I was not born before or during 1985-86. It would take me 2 more years to see the light of the sun. I was born toward the end of the glory days of Ditka and Payton, of the Punky QB and the Refrigerator. I was born and gained memory in the Wannstedt era. I did not enjoy watching the Bears and the Packers because we would either get close and lose, or completely fall flat from the beginning of the game. And so, having to sit through a Packers game was worse than taking a belt from the old man, because there was no hope that it would end soon. I had heard many stories about Walter Payton from my father, how Sweetness was beheld by every Bear fan. I had never seen him play and would not until many, many years later on YouTube. This is special, as much as my father revered over #34 during my childhood, the day came that Walter Payton passed away due to liver cancer. 15 years and 6 days ago from the time of this post.
The next game that week was against the hated Packers. My father and I could not stand to watch it at home, so we decided to do something nice together and listen to it in the car. We went driving through southwestern Wisconsin (a lovely countryside with a decent cafe in Prarie du Chien) away from Mount Carroll and listened to the game instead. And as the game progressed, the Bears took the lead, and had the lead until the last few minutes of the game when Brett Favre would do like he always did, and put the Packers in game winning range. I could see the clouds starting to roll in. The announcers on Bears radio were prepared for the let down, as it had happened time and time before. "Well, if Longwell makes this kick, the Packers will win it." Their voices sullen, depressed, and without all hope. But this would not be another normal day, for reasons still unknown to this day, divine intervention would step in.
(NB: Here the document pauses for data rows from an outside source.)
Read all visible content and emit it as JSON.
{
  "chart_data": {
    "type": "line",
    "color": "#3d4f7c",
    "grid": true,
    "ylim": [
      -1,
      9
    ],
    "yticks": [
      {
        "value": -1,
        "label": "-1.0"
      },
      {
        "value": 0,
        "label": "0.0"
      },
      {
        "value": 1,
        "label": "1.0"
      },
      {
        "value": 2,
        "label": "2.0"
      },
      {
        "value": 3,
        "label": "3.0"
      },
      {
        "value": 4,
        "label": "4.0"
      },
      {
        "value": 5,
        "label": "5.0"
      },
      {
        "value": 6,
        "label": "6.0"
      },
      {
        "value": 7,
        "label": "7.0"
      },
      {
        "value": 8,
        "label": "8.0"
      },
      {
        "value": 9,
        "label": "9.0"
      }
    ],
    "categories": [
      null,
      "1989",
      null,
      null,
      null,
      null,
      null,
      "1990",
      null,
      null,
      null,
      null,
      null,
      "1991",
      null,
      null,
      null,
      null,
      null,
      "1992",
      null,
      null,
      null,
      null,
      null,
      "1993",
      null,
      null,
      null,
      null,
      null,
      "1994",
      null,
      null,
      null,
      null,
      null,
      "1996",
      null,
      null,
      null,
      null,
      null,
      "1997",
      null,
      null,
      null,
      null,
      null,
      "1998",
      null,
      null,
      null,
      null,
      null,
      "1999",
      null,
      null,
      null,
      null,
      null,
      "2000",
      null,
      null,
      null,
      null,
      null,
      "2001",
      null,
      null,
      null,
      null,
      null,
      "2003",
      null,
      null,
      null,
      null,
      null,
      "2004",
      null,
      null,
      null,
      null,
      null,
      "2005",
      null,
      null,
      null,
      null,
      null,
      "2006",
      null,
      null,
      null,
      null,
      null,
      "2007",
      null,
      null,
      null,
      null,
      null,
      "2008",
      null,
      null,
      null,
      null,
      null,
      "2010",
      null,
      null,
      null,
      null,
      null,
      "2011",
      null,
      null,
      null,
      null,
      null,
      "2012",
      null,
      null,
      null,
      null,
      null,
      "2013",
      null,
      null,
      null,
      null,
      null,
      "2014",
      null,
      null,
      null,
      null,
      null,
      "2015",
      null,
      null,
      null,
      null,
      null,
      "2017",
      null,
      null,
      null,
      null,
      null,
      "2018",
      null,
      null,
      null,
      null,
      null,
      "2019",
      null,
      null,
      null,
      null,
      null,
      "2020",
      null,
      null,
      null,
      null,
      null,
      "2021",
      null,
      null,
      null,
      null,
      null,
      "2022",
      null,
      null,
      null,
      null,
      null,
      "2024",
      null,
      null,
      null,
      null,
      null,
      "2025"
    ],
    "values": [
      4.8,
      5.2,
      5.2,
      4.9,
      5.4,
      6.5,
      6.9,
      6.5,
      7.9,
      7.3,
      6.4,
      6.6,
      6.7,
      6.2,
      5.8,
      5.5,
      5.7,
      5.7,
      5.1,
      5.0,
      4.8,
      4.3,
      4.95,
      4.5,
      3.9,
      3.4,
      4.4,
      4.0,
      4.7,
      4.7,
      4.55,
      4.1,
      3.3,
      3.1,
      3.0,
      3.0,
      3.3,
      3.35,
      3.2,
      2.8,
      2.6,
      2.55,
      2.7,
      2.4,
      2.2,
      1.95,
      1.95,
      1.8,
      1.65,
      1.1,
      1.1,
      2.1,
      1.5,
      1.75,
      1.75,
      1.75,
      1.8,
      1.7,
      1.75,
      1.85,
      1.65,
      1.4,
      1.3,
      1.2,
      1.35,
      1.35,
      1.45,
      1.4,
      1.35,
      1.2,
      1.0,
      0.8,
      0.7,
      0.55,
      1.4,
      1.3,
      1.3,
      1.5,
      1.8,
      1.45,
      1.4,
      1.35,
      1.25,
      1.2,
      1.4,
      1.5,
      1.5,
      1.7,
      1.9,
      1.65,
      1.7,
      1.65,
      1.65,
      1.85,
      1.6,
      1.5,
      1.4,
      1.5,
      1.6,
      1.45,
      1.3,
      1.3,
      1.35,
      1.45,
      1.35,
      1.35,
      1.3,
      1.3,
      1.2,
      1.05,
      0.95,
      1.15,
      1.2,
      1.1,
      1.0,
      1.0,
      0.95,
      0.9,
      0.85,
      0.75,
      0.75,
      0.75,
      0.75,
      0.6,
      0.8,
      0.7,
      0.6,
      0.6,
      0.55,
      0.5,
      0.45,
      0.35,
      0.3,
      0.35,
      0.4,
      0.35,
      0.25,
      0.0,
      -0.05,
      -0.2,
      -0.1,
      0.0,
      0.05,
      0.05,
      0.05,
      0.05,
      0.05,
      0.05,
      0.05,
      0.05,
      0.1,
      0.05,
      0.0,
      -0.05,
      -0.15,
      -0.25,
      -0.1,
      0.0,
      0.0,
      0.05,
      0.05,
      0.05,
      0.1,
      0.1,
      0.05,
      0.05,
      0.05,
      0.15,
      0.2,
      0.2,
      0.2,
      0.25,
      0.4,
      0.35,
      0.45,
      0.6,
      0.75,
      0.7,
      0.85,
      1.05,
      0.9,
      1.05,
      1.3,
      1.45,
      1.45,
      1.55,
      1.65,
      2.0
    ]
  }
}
Thankfully, I was not home to hear Pat Summerall's awful call of the moment, nor to hear John Madden slobber all over Favre's knob as he had done before. Instead, I heard the witnessing of a small miracle.
"Snap is back, the kick is up-BLOCKED! BLOCKED! BLOCKED! BLOCKED!!!"
I did not have to be at Lambeau Field in person to see three grown men in a cramped radio booth to know they were jumping up and down. Brian Robinson was the giver of the last earthen miracle of one Walter Payton. The Bears had won. The clouds started to part, the sun shone down over Grant County, WI. Voices of sullen despair had turned into cheers and cries of hope. The Packers were sullied in defeat. Brett Favre was sullied in defeat. In that moment, wars around the world came to a sudden standstill. The ills of the world were cured. The economy was surging forward. The government was working properly. If even for a brief moment, all was right with the world.
Even after that, beating the Packers still provides quite the bright spot. But after November of 1999, there will be none brighter, than the Walter Payton Game.